Vale Tudo: não é por falta de preparo do telespectador, mas porque a novela não mergulha na complexidade do alcoolismo

Paola Oliveira não colou como Heleninha
Foto: Reprodução/Instagram
Paola Oliveira não colou como Heleninha


Não adianta espernear. Nao adianta culpar o público por falta de maturidade ou sensibilidade. Isso é um erro. Quando uma novela aborda um tema tão delicado e urgente como o alcoolismo, espera-se profundidade, impacto e identificação. Não foi isso que vimos na nova versão de Vale Tudo. A personagem Heleninha, interpretada por uma atriz competente, sofre de alcoolismo, mas tudo parece girar em torno da sua relação doentia e narcisista com Ivan, e não da sua doença em si. O vício surge como pano de fundo emocional, quase um detalhe e o resultado é uma trama que não toca o público como deveria a partir deste mote.
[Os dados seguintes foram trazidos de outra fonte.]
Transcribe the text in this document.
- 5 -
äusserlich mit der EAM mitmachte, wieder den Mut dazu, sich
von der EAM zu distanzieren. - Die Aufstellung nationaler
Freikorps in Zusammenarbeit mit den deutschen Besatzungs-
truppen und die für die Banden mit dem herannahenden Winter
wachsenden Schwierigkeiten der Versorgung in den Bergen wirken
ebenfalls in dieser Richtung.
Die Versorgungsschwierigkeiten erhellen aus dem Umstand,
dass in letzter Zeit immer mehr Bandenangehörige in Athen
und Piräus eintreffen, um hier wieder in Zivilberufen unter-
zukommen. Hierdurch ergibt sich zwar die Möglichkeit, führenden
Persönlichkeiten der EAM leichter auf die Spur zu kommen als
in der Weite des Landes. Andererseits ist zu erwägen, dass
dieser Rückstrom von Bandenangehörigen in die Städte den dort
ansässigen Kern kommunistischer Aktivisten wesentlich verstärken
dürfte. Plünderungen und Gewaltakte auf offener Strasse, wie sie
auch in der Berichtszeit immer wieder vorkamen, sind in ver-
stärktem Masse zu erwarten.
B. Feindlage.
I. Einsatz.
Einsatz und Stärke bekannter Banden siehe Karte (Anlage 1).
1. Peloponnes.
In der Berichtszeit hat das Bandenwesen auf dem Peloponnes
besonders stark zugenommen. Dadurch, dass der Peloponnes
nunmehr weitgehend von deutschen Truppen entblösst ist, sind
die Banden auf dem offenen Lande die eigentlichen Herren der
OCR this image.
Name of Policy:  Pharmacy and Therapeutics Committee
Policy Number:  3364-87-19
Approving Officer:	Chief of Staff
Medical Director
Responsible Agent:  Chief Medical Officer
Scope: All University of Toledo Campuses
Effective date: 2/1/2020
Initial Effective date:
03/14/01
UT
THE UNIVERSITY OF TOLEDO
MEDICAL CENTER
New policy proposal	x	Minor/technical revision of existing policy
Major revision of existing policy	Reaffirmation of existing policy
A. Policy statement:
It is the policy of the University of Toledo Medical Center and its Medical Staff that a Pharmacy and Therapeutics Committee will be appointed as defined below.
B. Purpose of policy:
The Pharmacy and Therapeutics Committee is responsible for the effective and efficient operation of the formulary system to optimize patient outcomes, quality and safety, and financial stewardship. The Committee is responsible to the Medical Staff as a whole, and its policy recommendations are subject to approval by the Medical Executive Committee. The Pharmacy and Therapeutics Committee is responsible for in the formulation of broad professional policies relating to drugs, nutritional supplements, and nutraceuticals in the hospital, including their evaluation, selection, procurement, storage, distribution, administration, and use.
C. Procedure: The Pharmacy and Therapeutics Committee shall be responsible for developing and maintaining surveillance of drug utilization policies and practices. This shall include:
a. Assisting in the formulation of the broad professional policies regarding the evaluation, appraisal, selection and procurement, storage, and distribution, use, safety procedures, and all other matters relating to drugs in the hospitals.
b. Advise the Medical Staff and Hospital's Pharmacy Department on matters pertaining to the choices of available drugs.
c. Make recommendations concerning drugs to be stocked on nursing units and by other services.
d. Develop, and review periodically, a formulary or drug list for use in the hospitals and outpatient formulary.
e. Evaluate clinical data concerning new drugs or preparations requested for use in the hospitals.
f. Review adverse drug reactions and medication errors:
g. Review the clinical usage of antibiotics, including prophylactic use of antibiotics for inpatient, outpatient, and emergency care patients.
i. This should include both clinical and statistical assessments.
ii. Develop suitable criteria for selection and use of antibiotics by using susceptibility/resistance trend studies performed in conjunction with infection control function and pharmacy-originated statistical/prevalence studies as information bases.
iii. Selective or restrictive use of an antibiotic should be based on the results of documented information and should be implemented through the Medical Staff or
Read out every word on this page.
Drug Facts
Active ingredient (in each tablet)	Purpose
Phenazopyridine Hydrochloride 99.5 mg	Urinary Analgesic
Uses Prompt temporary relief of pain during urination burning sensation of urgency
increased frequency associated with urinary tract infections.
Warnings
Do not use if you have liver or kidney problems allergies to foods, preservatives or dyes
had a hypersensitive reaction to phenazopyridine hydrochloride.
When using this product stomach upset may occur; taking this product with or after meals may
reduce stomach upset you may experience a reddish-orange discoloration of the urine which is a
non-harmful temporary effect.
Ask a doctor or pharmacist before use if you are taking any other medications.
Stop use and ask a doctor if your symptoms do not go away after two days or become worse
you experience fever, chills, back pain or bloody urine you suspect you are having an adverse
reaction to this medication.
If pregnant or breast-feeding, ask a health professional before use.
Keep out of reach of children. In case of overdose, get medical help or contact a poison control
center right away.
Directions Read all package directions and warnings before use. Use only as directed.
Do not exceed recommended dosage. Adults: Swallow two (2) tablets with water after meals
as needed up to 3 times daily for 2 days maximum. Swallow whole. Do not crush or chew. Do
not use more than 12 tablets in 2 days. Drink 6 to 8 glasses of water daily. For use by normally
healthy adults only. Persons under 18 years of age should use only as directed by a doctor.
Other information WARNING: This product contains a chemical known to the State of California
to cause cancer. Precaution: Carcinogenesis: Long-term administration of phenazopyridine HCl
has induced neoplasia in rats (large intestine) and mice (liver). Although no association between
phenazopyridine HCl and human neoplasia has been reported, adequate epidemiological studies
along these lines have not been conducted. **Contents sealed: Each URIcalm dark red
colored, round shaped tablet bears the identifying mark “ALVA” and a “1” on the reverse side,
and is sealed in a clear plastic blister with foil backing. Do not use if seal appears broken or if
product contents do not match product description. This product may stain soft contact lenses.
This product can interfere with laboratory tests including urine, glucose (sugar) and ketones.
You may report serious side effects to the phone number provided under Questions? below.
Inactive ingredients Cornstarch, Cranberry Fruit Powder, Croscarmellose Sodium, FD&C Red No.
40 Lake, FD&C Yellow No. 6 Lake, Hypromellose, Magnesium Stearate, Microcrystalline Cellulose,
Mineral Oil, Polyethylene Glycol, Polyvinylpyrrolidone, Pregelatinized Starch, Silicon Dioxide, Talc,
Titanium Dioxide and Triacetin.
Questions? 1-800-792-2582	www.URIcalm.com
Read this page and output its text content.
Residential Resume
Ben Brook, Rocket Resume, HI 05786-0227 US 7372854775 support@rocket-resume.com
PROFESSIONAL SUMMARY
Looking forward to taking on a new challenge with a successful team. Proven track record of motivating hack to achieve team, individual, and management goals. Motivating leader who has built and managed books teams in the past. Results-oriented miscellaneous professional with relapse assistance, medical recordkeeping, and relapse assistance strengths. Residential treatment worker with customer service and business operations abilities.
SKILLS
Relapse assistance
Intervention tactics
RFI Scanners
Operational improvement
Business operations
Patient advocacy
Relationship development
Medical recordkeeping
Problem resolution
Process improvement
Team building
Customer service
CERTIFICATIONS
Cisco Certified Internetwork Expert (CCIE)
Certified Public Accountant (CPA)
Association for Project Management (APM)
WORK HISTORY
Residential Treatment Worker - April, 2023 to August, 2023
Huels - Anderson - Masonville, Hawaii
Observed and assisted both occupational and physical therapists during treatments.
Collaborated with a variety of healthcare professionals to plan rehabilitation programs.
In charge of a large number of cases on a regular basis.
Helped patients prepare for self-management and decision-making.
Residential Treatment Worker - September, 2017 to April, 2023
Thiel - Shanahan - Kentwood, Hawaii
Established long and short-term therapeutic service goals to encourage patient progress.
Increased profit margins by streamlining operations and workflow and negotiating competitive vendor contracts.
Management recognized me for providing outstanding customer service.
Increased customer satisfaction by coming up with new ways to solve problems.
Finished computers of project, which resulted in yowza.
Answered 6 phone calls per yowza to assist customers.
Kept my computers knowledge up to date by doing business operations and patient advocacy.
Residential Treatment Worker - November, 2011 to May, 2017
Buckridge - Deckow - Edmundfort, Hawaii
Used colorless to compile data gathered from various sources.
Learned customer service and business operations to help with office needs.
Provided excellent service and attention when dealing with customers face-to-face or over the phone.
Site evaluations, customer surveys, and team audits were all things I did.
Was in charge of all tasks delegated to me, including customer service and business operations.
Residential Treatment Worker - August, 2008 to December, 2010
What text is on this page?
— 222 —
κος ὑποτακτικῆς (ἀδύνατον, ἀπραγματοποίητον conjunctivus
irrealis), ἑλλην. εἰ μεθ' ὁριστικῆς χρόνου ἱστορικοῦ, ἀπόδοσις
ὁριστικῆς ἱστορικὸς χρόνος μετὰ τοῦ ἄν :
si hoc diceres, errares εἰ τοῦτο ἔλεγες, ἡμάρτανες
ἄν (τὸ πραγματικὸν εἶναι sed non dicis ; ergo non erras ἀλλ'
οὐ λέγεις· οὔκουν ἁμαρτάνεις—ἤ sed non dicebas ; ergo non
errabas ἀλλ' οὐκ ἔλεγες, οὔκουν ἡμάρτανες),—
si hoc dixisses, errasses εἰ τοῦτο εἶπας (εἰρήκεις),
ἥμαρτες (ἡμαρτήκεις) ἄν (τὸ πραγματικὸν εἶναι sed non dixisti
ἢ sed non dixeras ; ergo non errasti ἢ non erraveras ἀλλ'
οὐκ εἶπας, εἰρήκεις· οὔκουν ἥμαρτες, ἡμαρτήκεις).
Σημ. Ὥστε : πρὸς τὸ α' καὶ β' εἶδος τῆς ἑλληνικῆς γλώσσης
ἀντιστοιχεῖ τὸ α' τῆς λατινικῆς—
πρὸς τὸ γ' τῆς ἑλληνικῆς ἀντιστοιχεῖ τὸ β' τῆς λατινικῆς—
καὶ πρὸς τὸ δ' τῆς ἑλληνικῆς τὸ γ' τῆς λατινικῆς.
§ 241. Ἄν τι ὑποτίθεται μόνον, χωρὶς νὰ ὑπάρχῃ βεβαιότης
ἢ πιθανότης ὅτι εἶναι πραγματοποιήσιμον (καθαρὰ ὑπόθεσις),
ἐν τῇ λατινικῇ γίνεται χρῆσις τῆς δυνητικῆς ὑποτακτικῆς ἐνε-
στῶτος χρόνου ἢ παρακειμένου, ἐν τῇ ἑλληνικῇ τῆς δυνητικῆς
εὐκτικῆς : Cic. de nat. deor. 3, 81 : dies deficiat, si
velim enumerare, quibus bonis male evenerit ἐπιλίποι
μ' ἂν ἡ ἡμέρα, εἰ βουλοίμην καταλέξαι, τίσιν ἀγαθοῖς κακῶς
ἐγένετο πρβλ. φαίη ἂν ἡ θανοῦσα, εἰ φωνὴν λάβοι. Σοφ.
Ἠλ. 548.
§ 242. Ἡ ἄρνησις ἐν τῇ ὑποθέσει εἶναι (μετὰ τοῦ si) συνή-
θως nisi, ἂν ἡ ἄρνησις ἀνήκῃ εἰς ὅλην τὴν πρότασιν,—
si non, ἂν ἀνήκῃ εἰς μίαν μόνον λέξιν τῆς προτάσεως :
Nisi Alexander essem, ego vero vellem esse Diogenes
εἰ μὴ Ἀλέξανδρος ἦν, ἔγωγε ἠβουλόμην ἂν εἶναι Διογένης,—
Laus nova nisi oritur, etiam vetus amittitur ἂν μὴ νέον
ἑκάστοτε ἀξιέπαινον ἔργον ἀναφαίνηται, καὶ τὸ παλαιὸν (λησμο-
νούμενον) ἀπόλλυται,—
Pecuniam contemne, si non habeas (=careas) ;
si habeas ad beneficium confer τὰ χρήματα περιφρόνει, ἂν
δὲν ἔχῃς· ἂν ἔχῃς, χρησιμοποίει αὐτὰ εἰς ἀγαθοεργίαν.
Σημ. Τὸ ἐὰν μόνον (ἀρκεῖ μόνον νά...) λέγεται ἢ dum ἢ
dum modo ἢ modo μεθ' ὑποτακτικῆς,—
Basta lembrar como foi arrebatadora a repercussão quando Vera Holtz interpretou uma alcoólatra em Mulheres Apaixonadas. O Brasil parou. Famílias discutiam o tema, a imprensa se mobilizou, o drama virou espelho para milhares de lares. Isso não acontece agora. Não porque o público não é capaz de se sensibilizar com um rico em sofrimento, como alguns sugerem, mas porque a novela não entrega as camadas reais dessa dor. Faltam as consequências, os conflitos, as rupturas familiares causadas pela dependência com profundidade. Nessa trama, o vício pelo álcool vira apenas um detalhe num roteiro tão raso.


As sessões de terapia de Heleninha, por exemplo, são frias, calculistas, mal encaixadas, e estão prestando um desserviço a classe dos terapeutas. Servem mais para ilustrar uma tentativa de solução do que para escancarar o problema. Não vemos a doença afetar seu entorno de forma crua e realista. Cadê a tensão com a família? Onde está o desgaste emocional dos que convivem com ela? Onde está o colapso físico, social, afetivo? O alcoolismo não está na superfície. E o roteiro insiste em tratá-lo como se estivesse.

É um erro grave, e é da autora. Manuela Dias, conhecida por tramas ambiciosas, desta vez optou por uma condução rasa, onde o alcoolismo parece estar ali apenas para justificar a fragilidade de uma mulher, não para dar protagonismo a um drama real que mata milhares de brasileiros todos os anos. A história de Heleninha poderia ser um dos grandes motores da novela, mas se perde numa abordagem tímida, quase ornamental. O público não engole. E com razão.

Jamais! Não podemos culpar o público por não se identificar. O público está pronto, sim. O que ele rejeitam e com razão, é uma narrativa que promete profundidade e entrega esboços. A falta de comoção diante do drama de Heleninha não é um sintoma de insensibilidade coletiva, mas um reflexo direto da superficialidade com que o tema vem sendo tratado. Quando o roteiro falha, não há empatia que resista.